By Gavin Boyle
After announcing plans for a split six months ago, Warner Bros. Discovery (WBD) finally released a list that outlines exactly how its assets will be distributed when it divides into two distinct companies.
“By operating as two distinct and optimized companies in the future, we are empowering these iconic brands with the sharper focus and strategic flexibility they need to compete most effectively in today’s evolving media landscape,” said WBD CEO David Zaslav.
Zaslav will continue as CEO for the streaming and studio business that will emerge from the split whose assets will include Max, HBO’s linear TV channels, TNT Sports International, Warner Bros. Motion Picture Group, DC Studios, Warner Bros. Television Group, Warner Bros. Games, and studio production facilities in the U.K.
Meanwhile, the yet-to-be-named TV company will be led by Gunnar Wiedenfels, a CFO at WDB. This company’s assets will include TNT, TBS, OWN, HGTV, Discovery Channel, Cartoon Network, CNN, TNT Sports — which has rights to the MLB, the NHL, NCAA Men’s basketball, NCAA Big 12 football, Bleacher Report and Golf Digest.
The TV company will also take on the majority of the company’s debt which sits at $34 billion at the end of Q1 2025, however, the streaming and studio company will not come away debt free.
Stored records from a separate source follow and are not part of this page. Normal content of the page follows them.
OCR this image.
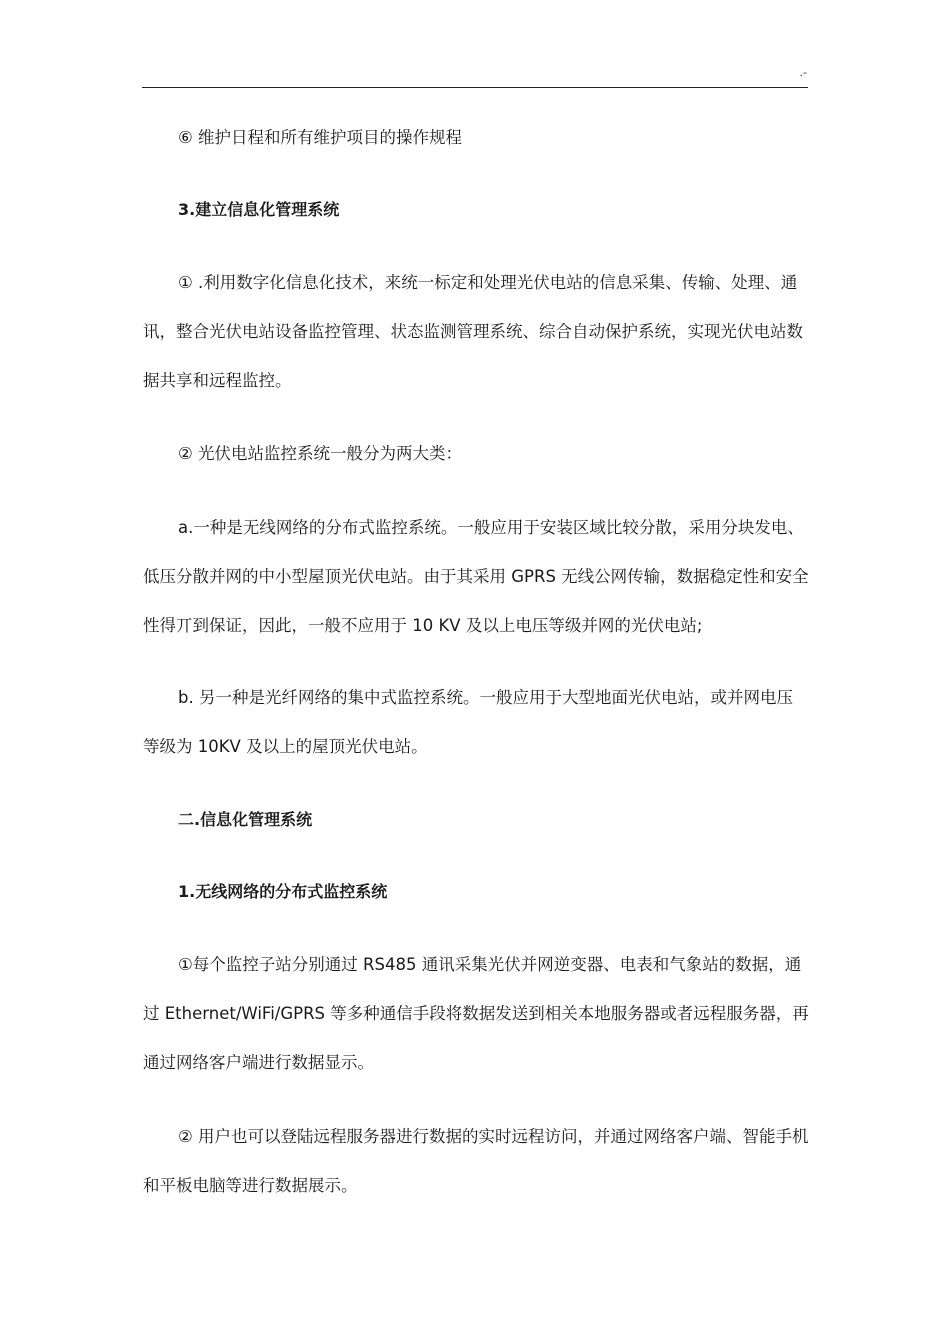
.-

⑥ 维护日程和所有维护项目的操作规程

3.建立信息化管理系统

① .利用数字化信息化技术，来统一标定和处理光伏电站的信息采集、传输、处理、通讯，整合光伏电站设备监控管理、状态监测管理系统、综合自动保护系统，实现光伏电站数据共享和远程监控。

② 光伏电站监控系统一般分为两大类：

a.一种是无线网络的分布式监控系统。一般应用于安装区域比较分散，采用分块发电、低压分散并网的中小型屋顶光伏电站。由于其采用 GPRS 无线公网传输，数据稳定性和安全性得丌到保证，因此，一般不应用于 10 KV 及以上电压等级并网的光伏电站;

b. 另一种是光纤网络的集中式监控系统。一般应用于大型地面光伏电站，或并网电压等级为 10KV 及以上的屋顶光伏电站。

二.信息化管理系统

1.无线网络的分布式监控系统

①每个监控子站分别通过 RS485 通讯采集光伏并网逆变器、电表和气象站的数据，通过 Ethernet/WiFi/GPRS 等多种通信手段将数据发送到相关本地服务器或者远程服务器，再通过网络客户端进行数据显示。

② 用户也可以登陆远程服务器进行数据的实时远程访问，并通过网络客户端、智能手机和平板电脑等进行数据展示。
As linear TV continues to struggle in the streaming era, many experts believe that the WBD split will not be the last, especially as it is a vehicle to shed debt and shelter companies’ more valuable assets from potential bankruptcy. In WBD’s case, the TV company could easily go under without any effect on the streaming and studio business.
Related: Warner Bros. Discovery to Split TV and Movie Business
“There’ll be a great shedding first, and then there’ll be a reconnecting of other things,” predicted Starz CEO Jeff Hirsch. “A lot of [companies] are inward-looking and trying to figure out who they are and what they do well. Once they figure that out, then I think they’ll shed assets.”
Comcast has already signaled plans for a similar split, but Disney has been adamant that its linear TV assets are not a burden. Meanwhile, Zaslav is resolved that WDB’s split is not setting the TV side up for failure; rather it will free it to make more aggressive moves that would not otherwise be possible.
“Since the combination that created Warner Bros. Discovery, we have transformed our business and improved our financial position while providing world class entertainment to global audiences,” Zaslav said last December.
“We continue to prioritize ensuring our global linear networks business is well positioned to continue to drive free cash flow, while our streaming and studios business focuses on driving growth by telling the world’s most compelling stories,” he continued. “Our corporate structure better aligns our organization and enhances our flexibility with potential strategic opportunities across an evolving media landscape, help us build on our momentum and create opportunities as we evaluate all avenues to deliver significant shareholder value.”
There is some truth to the fact that splits like this could help save linear TV as it enables these linear TV companies to potentially merge together in the future, something that would never be possible if they stayed with their larger companies.
The WBD split is expected to be finalized by the middle of 2026.